Hi. On 03.10.2018 08:29, Paolo Valente wrote:
As also Linus Torvalds complained [1], people feel lost among I/O-scheduler options. Actual differences across I/O schedulers are basically obscure to non experts. In this respect, Linux-kernel 'users' are way more than a few top-level distros that can afford a strong performance team, and that, basing on the input of such a team, might venture light-heartedly to change a critical component like an I/O scheduler. Plus, as Linus Walleij pointed out, some users simply are not distros that use udev.
I feel a contradiction in this counter-argument. On one hand, there are lots of, let's call them, home users, that use major distributions with udev, so the distribution maintainers can reasonably decide which scheduler to use for which type of device based on the udev rule and common sense provided via Documentation/ by linux-block devs. Moreover, most likely, those rules should be similar or the same across all the major distros and available via some (systemd?) upstream.

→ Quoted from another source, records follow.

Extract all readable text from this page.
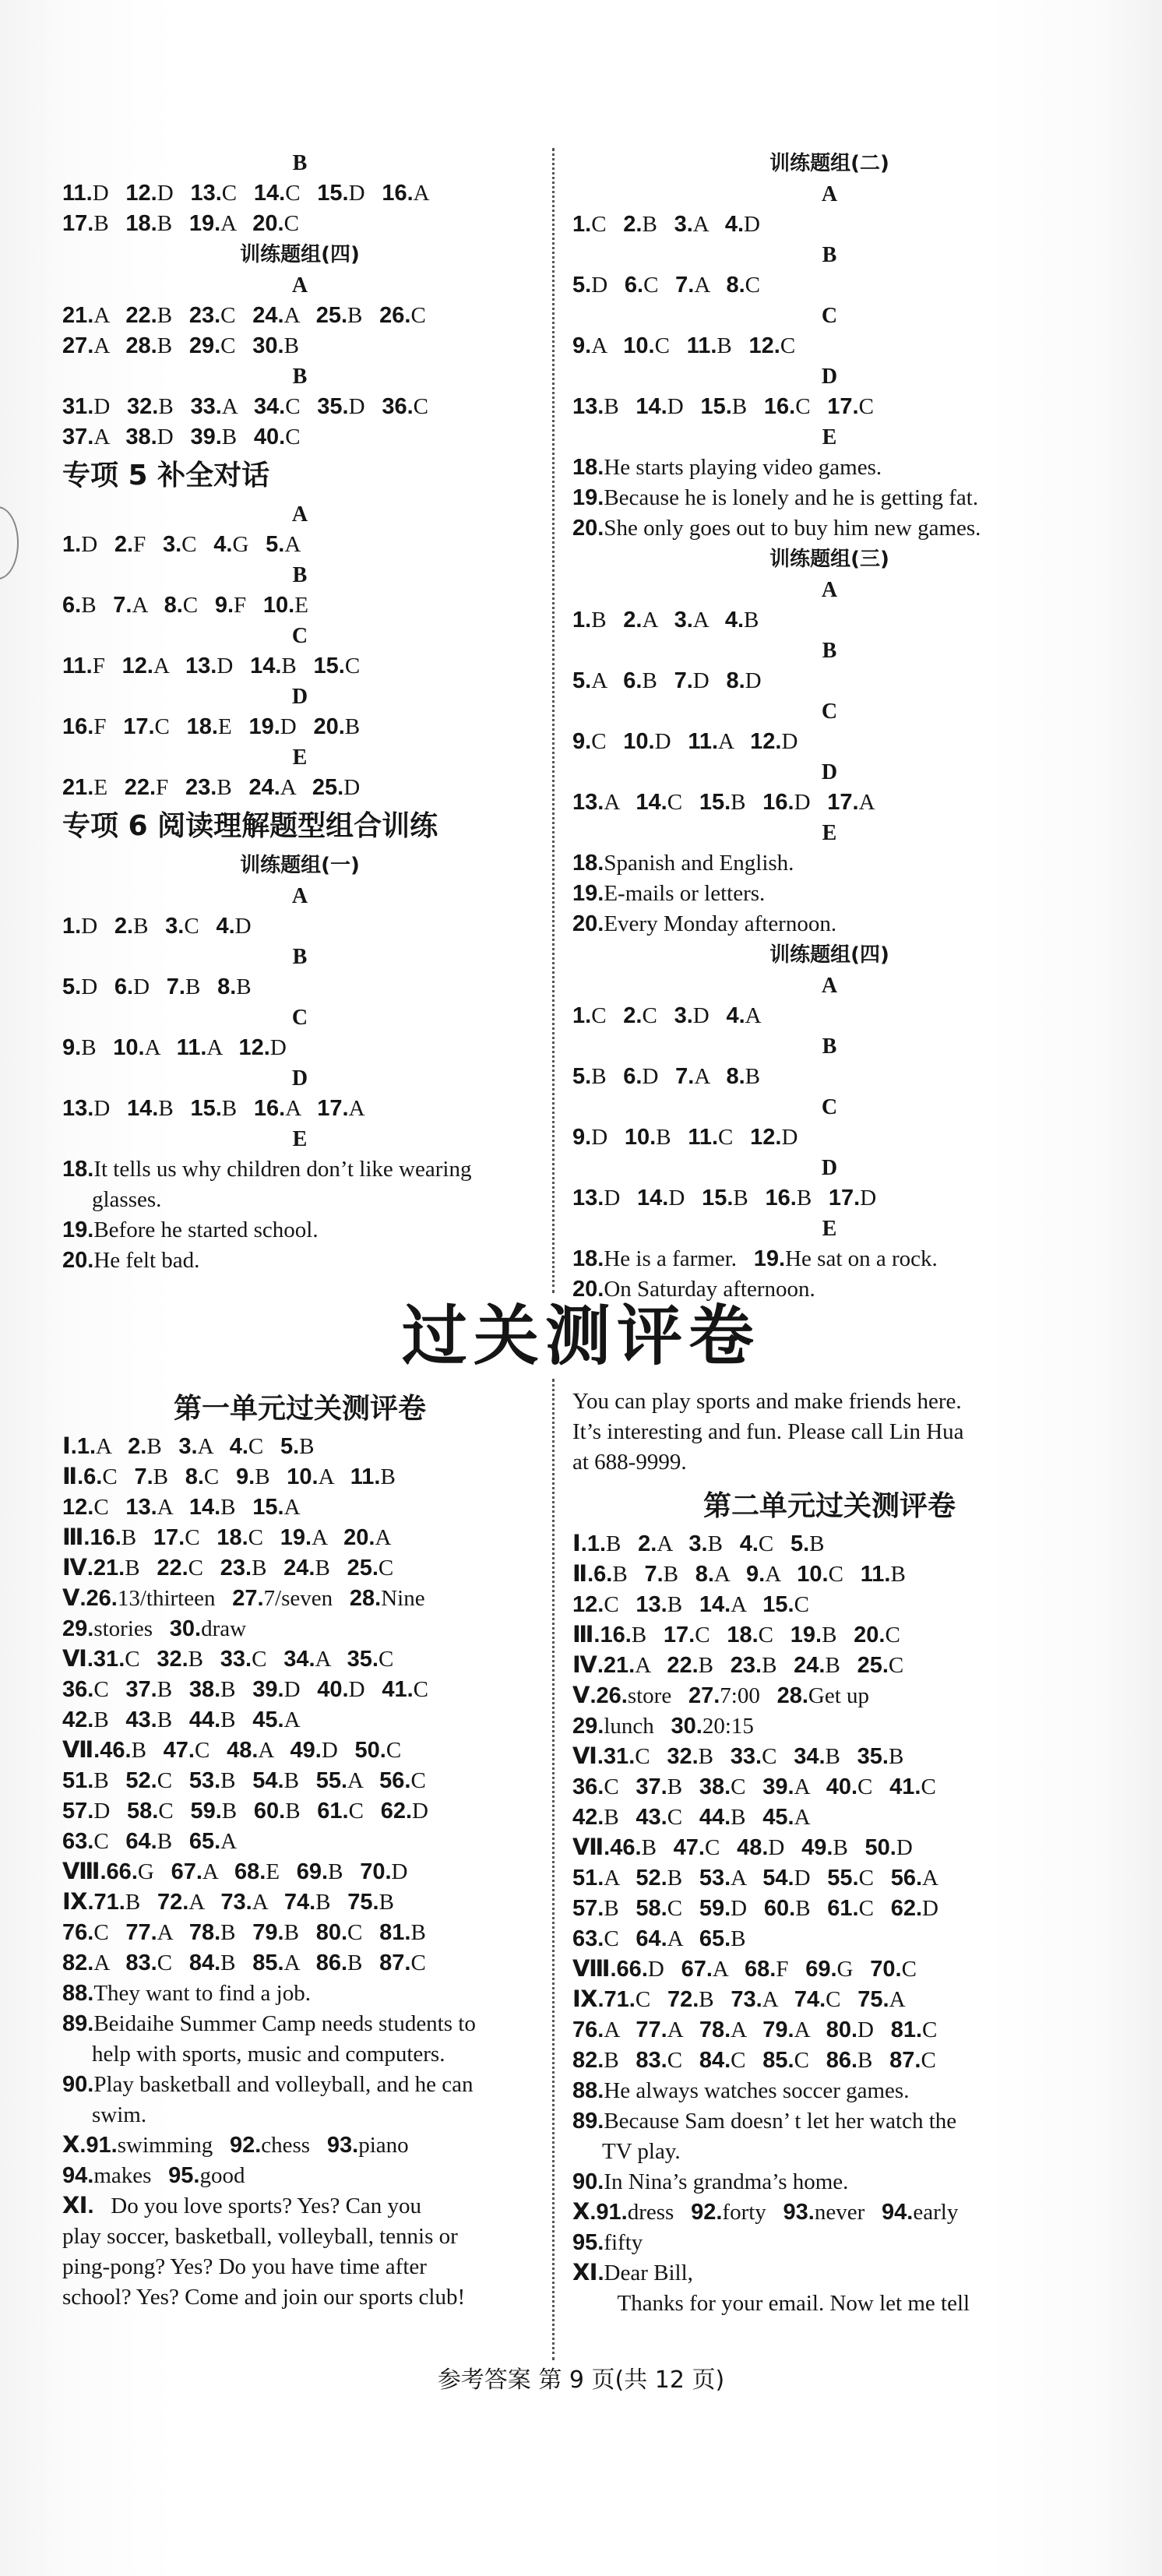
B
11.D 12.D 13.C 14.C 15.D 16.A
17.B 18.B 19.A 20.C
训练题组(四)
A
21.A 22.B 23.C 24.A 25.B 26.C
27.A 28.B 29.C 30.B
B
31.D 32.B 33.A 34.C 35.D 36.C
37.A 38.D 39.B 40.C
专项 5 补全对话
A
1.D 2.F 3.C 4.G 5.A
B
6.B 7.A 8.C 9.F 10.E
C
11.F 12.A 13.D 14.B 15.C
D
16.F 17.C 18.E 19.D 20.B
E
21.E 22.F 23.B 24.A 25.D
专项 6 阅读理解题型组合训练
训练题组(一)
A
1.D 2.B 3.C 4.D
B
5.D 6.D 7.B 8.B
C
9.B 10.A 11.A 12.D
D
13.D 14.B 15.B 16.A 17.A
E
18.It tells us why children don’t like wearing
glasses.
19.Before he started school.
20.He felt bad.
训练题组(二)
A
1.C 2.B 3.A 4.D
B
5.D 6.C 7.A 8.C
C
9.A 10.C 11.B 12.C
D
13.B 14.D 15.B 16.C 17.C
E
18.He starts playing video games.
19.Because he is lonely and he is getting fat.
20.She only goes out to buy him new games.
训练题组(三)
A
1.B 2.A 3.A 4.B
B
5.A 6.B 7.D 8.D
C
9.C 10.D 11.A 12.D
D
13.A 14.C 15.B 16.D 17.A
E
18.Spanish and English.
19.E-mails or letters.
20.Every Monday afternoon.
训练题组(四)
A
1.C 2.C 3.D 4.A
B
5.B 6.D 7.A 8.B
C
9.D 10.B 11.C 12.D
D
13.D 14.D 15.B 16.B 17.D
E
18.He is a farmer. 19.He sat on a rock.
20.On Saturday afternoon.
过关测评卷
第一单元过关测评卷
Ⅰ.1.A 2.B 3.A 4.C 5.B
Ⅱ.6.C 7.B 8.C 9.B 10.A 11.B
12.C 13.A 14.B 15.A
Ⅲ.16.B 17.C 18.C 19.A 20.A
Ⅳ.21.B 22.C 23.B 24.B 25.C
Ⅴ.26.13/thirteen 27.7/seven 28.Nine
29.stories 30.draw
Ⅵ.31.C 32.B 33.C 34.A 35.C
36.C 37.B 38.B 39.D 40.D 41.C
42.B 43.B 44.B 45.A
Ⅶ.46.B 47.C 48.A 49.D 50.C
51.B 52.C 53.B 54.B 55.A 56.C
57.D 58.C 59.B 60.B 61.C 62.D
63.C 64.B 65.A
Ⅷ.66.G 67.A 68.E 69.B 70.D
Ⅸ.71.B 72.A 73.A 74.B 75.B
76.C 77.A 78.B 79.B 80.C 81.B
82.A 83.C 84.B 85.A 86.B 87.C
88.They want to find a job.
89.Beidaihe Summer Camp needs students to
help with sports, music and computers.
90.Play basketball and volleyball, and he can
swim.
Ⅹ.91.swimming 92.chess 93.piano
94.makes 95.good
Ⅺ.   Do you love sports? Yes? Can you
play soccer, basketball, volleyball, tennis or
ping-pong? Yes? Do you have time after
school? Yes? Come and join our sports club!
You can play sports and make friends here.
It’s interesting and fun. Please call Lin Hua
at 688-9999.
第二单元过关测评卷
Ⅰ.1.B 2.A 3.B 4.C 5.B
Ⅱ.6.B 7.B 8.A 9.A 10.C 11.B
12.C 13.B 14.A 15.C
Ⅲ.16.B 17.C 18.C 19.B 20.C
Ⅳ.21.A 22.B 23.B 24.B 25.C
Ⅴ.26.store 27.7:00 28.Get up
29.lunch 30.20:15
Ⅵ.31.C 32.B 33.C 34.B 35.B
36.C 37.B 38.C 39.A 40.C 41.C
42.B 43.C 44.B 45.A
Ⅶ.46.B 47.C 48.D 49.B 50.D
51.A 52.B 53.A 54.D 55.C 56.A
57.B 58.C 59.D 60.B 61.C 62.D
63.C 64.A 65.B
Ⅷ.66.D 67.A 68.F 69.G 70.C
Ⅸ.71.C 72.B 73.A 74.C 75.A
76.A 77.A 78.A 79.A 80.D 81.C
82.B 83.C 84.C 85.C 86.B 87.C
88.He always watches soccer games.
89.Because Sam doesn’ t let her watch the
TV play.
90.In Nina’s grandma’s home.
Ⅹ.91.dress 92.forty 93.never 94.early
95.fifty
Ⅺ.Dear Bill,
Thanks for your email. Now let me tell
参考答案 第 9 页(共 12 页)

On another hand, the users of embedded devices, mentioned by Linus, should already know what scheduler to choose because dealing with embedded world assumes the person can decide this on their own, or with the help of abovementioned udev scripts and/or Documentation/ as a reference point.
So I see no obstacles here, and the choice to rely on udev by default sounds reasonable.
The question that remain is whether it is really important to mount a root partition while already using some specific scheduler? Why it cannot be done with "none", for instance?
So, probably 99% of Linux-kernel users will just stick to the default I/O scheduler, mq-deadline, assuming that the algorithm by which that scheduler was chosen was not "pick the scheduler with the longest name", but "pick the best scheduler for most cases". The problem is that, for single-queue devices with a speed below 400/500 KIOPS, the default scheduler is apparently incomparably worse than bfq in terms of responsiveness and latency for time-sensitive applications [2], and in terms of throughput reached while controlling I/O [3]. And, in all other tests ran so far, by any entity or group I'm aware of, bfq results basically on par with or better than mq-deadline.
And that's why major distributions are likely to default to BFQ via udev. No one argues with BFQ superiority here ☺.
So, I do understand your need for conservativeness, but, after so much evidence on single-queue devices, and so many years! :), what's the point in keeping Linux worse for virtually everybody, by default?
From my point of view this is not a conservative approach at all. On contrary, offloading decisions to userspace aligns pretty well with recent trends like pressure metrics/userspace OOM killer, eBPF etc. The less unnecessary logic the kernel handles, the more flexibility it affords.
-- Oleksandr Natalenko (post-factum)